SpaceX: Historic Demo-1 Mission Captured in Extraordinary Slow-Mo Footage
On March 3, roughly 259 miles above the Earth’s surface, SpaceX’s Crew Dragon became the first spacecraft made for human spaceflight built by an American private company to dock on the International Space Station. The historic Demo-1 mission began on Launch Complex 39A at Kennedy Space Center in Florida, where professional space photographers and couple Ryan Chylinski and Mary Liz Bender documented every step of the journey.
Chylinski and Bender are the two halves of Cosmic Perspective, a collective that tirelessly documents spaceflight missions to give Earthlings a taste of what it’s like to travel to the Great Unknown. Mesmerizing, slow-motion footage of rocket liftoffs has become their calling card. They tell Inverse that their latest video, published to YouTube on Friday, merged their knack for capturing high-speed into a larger documentary of the days leading up to the Demo-1 mission.
“Some of the views we can see are just so inspiring,” says Chylinski. “We can actually see physics processes taking place, like shockwaves causing the steam plumes to disappear during liftoff in the same 30 or 60 frames because of the change in dew points. It’s a unique view and we wanted to weave that all into the sense of wonder of the overall mission.”
The video begins by giving viewers a glimpse of Falcon 9’s nine Merlin engines firing in slow motion, captured by Chylinski and Bender’s Chronos 1.4 high-speed camera. It then cuts to footage of the couple setting up their remote cameras 12 to 24 hours ahead of the launch. They explained that all of their equipment is hooked up to automatic trigger system so they don’t miss a second of the launch.
Scenes on the ground are complemented by audio and video of the three astronauts currently aboard the ISS confirming that Crew Dragon had docked safely. Bender said they made this editing choice to let viewers grasp that the spectacle they’re seeing on Earth is just one part of a larger effort taking place above human’s heads.
“We’re trying to take people on the entire journey of an astronaut,” she said. “That starts with arresting people with awe and wonder using gorgeous slow-mo shots and making them feel the rumble of the rocket. It makes you feel like you’re on the forefront of human space exploration.”
Chylinski and Bender want each of their videos to give viewers a taste of the rare sensation that astronauts — like Chris Hadfield, Jerry Linenger and Nicole Stott — felt when they left their home planet. The experience is known as the “Overview Effect,” a term coined in 1987 by celebrated space writer Frank White to describe the mental shift space travelers experience when they consider the Earth as part of something larger.
Full-fledged TV series, countless books, and one-off YouTube videos have tried to capture the feeling. Truly grasping the depths of its magnitude is likely only possible by traveling to space yourself.

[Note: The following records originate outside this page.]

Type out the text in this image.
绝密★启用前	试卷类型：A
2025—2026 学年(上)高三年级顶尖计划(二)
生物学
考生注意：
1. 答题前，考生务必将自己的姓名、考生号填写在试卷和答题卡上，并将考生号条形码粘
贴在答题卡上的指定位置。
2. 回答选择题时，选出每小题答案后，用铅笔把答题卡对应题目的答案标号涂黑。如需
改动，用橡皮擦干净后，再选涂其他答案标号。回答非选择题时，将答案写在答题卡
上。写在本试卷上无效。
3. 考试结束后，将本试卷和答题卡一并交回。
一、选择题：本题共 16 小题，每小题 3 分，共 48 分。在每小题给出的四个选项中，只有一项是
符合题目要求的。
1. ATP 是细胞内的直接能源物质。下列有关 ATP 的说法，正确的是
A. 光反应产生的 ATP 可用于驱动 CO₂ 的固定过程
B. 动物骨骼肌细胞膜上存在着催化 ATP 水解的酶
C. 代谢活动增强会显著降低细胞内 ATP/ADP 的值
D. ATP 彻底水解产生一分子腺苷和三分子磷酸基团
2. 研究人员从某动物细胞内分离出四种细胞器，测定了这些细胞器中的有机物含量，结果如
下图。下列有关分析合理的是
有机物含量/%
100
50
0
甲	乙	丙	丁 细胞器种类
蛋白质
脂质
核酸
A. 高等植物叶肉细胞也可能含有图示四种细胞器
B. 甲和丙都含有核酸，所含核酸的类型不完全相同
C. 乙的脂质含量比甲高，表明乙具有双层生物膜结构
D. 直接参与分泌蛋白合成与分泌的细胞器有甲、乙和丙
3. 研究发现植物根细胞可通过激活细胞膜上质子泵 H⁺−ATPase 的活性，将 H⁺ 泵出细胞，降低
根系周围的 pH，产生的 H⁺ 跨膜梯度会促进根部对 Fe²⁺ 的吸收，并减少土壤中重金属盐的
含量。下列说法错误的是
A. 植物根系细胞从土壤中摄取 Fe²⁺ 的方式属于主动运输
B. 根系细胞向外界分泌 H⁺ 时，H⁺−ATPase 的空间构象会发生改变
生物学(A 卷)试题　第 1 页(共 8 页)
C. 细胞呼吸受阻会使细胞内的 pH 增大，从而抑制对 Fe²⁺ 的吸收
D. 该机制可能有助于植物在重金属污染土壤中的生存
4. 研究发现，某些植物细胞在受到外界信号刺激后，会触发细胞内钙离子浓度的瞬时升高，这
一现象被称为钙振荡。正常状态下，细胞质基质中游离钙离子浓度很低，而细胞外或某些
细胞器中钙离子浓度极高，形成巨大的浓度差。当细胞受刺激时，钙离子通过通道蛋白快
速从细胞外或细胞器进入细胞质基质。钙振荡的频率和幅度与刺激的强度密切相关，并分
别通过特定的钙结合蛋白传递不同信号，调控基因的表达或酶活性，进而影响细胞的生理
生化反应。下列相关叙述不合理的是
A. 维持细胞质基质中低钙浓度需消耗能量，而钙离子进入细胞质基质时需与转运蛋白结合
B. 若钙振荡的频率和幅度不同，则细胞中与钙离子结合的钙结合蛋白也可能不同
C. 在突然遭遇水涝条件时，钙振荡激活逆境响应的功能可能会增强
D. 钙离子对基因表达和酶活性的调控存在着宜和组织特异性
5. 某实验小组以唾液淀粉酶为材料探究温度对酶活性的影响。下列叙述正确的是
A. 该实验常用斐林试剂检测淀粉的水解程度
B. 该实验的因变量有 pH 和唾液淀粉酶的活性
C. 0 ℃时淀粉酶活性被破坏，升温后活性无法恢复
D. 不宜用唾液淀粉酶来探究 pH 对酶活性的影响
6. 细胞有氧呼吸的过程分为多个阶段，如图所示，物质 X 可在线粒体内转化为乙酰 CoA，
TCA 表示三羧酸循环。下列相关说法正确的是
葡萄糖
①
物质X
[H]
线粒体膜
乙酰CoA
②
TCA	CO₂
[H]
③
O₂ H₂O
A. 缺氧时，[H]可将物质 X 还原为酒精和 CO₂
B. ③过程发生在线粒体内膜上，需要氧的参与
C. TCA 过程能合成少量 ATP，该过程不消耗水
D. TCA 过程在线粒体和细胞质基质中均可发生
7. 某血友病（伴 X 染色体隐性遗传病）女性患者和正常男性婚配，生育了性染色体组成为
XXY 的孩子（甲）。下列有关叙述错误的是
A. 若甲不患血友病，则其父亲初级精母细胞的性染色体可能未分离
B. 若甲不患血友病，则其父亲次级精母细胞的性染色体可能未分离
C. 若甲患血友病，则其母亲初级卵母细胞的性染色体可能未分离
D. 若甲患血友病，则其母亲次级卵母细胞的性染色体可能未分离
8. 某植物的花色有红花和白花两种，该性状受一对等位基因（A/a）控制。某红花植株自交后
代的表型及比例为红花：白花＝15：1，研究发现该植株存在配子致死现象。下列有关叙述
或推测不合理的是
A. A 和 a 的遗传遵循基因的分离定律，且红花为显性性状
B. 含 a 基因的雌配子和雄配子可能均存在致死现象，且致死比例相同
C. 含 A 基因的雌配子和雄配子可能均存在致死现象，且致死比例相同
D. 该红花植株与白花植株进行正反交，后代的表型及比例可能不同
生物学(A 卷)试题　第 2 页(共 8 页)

But as companies try to get a space tourism industry off the ground, Chylinski and Bender will continue to use their love for photography and videography to give starry-eyed space enthusiasts a cosmic perspective from down on Earth.
“I’m fascinated with ways that photography can be used to see things that the human eye and brain can’t see by itself,” said Chylinski. “Through photographic techniques, time lapse, high-speed photography, and slow motion we can begin to see in new ways.”